Terjerat Hadiah Agresif
Sumber: Tempo Interaktif, 12-03-2007
URL: http://majalah.tempointeraktif.com:80/id/arsip/2007/03/12/KRI/mbm.20070312.KRI123339.id.html (sudah putus)
Akhirnya, Helen muncul juga di ruang penyidik Direktorat Pengawasan Barang Beredar, Departemen Perdagangan. Dua pekan lalu, penyelia PT Aowa Nusa Lestari itu mangkir dari panggilan tim penyidik. Padahal, kehadirannya terbilang penting: sebagai saksi dugaan praktek dagang Aowa, perusahaan yang mengiming-imingi hadiah namun konsumen harus membeli produk dengan harga tak lumrah.

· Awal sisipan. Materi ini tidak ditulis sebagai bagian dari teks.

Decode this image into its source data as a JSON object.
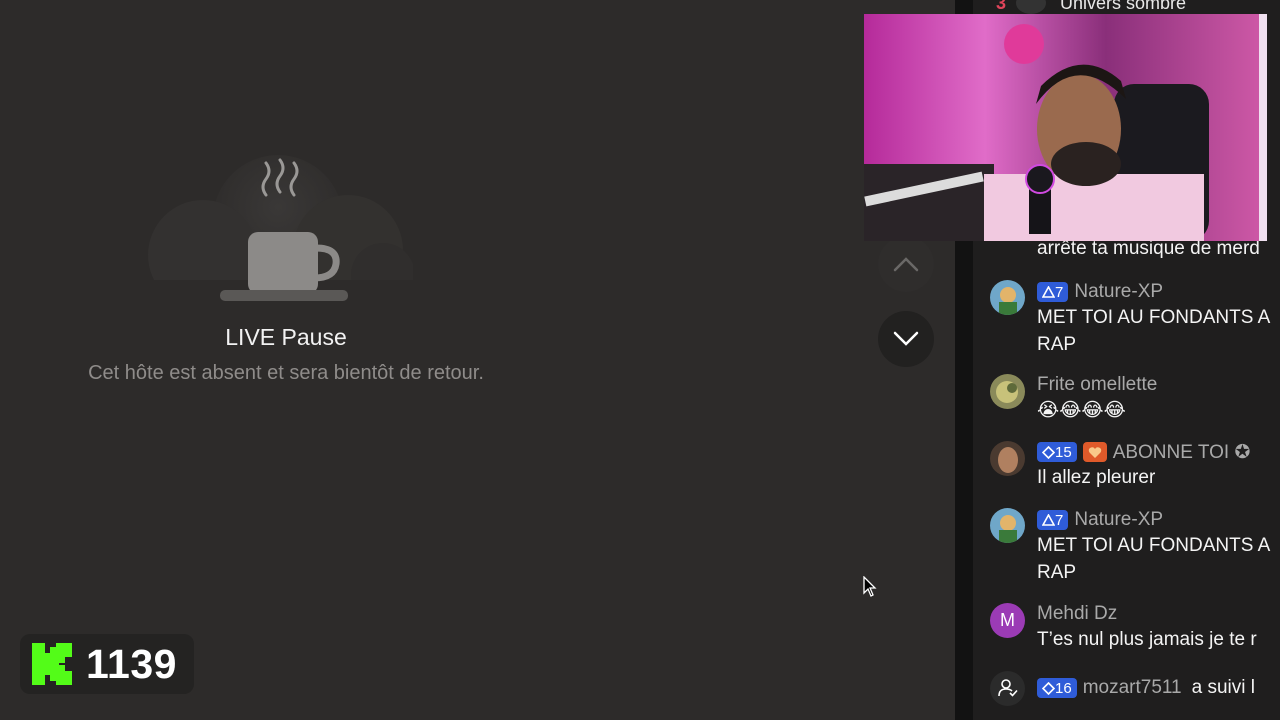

Sehubungan dengan kemunculannya pada Rabu pekan lalu, penyidik pun bergegas. Tiga jam dia diperiksa. “Keterangannya belum bisa disampaikan. Penyidikan belum selesai,” ujar seorang penyidik kepada Tempo. Penyidikan terhadap PT Aowa dilakukan menindaklanjuti pengaduan masyarakat, September tahun lalu. Salah satu pengadu adalah Johannes, 54 tahun.
Pada suatu sore, awal 2005, Johannes serasa mendapat durian runtuh. Ketika dia sedang bersantai di Mal Taman Anggrek, Jakarta, seseorang menghampiri dan memberinya hadiah. Di antaranya vacuum cleaner, alat pemanggang, dan dispenser. Nilai totalnya kira-kira Rp 20 juta. “Lagi ada program promosi dari Aowa,” kata orang itu.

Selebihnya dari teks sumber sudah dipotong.